Unknown — "Amphora Vase" (1723–35), CC0
Le mythe du Spartiate austère.
‘Spartiate’, ça veut dire austère, non ? Pas d’art, pas de musique—juste des boucliers et des lances. Tous les films peignent Sparte comme un endroit où la poésie était un crime. Même les manuels d’histoire zappent tout sauf la guerre.
La passion cachée de Sparte pour la culture.
Les sources antiques racontent autre chose. Les Spartiates organisaient des chœurs dramatiques lors des fêtes religieuses et chantaient des hymnes de guerre à la lyre. Les filles s’exerçaient à des danses complexes.
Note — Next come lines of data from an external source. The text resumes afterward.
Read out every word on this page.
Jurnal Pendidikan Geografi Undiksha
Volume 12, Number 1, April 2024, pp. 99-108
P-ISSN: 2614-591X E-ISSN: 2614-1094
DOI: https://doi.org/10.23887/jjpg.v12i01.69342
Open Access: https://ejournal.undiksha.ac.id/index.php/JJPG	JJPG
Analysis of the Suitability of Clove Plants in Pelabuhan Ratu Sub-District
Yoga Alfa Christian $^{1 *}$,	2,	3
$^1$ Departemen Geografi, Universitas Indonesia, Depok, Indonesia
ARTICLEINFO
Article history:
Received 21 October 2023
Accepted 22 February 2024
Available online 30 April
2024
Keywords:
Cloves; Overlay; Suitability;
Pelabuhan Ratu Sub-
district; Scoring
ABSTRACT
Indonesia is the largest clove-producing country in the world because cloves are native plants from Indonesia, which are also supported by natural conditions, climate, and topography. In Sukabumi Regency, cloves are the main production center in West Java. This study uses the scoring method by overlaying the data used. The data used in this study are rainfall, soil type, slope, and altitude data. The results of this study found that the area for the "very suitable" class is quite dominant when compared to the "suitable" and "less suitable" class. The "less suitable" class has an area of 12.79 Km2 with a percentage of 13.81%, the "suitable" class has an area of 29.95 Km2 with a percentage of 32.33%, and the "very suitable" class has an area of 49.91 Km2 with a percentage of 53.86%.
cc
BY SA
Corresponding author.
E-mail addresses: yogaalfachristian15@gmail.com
Le poète Alcman, actif au VIIe siècle av. J.-C., composait des chefs-d’œuvre choraux pour les jeunes Spartiates.
Comment le mythe s’est imposé.
Après le déclin de Sparte, les Athéniens puis les Romains ont adoré réduire leurs rivaux à des stéréotypes : tout en muscles, sans cervelle. Les érudits victoriens ont fait le reste. Aujourd’hui, le mythe survit parce qu’il fait une bonne histoire—mais la vraie Sparte était bien plus musicale.
Pendant une grande partie de son histoire, Sparte valorisait la musique, la poésie et la danse autant que la discipline. Les filles spartiates s’entraînaient au chant et à la danse, et la cité a vu naître des poètes comme Alcman. Le cliché d’une Sparte sans culture est venu bien plus tard.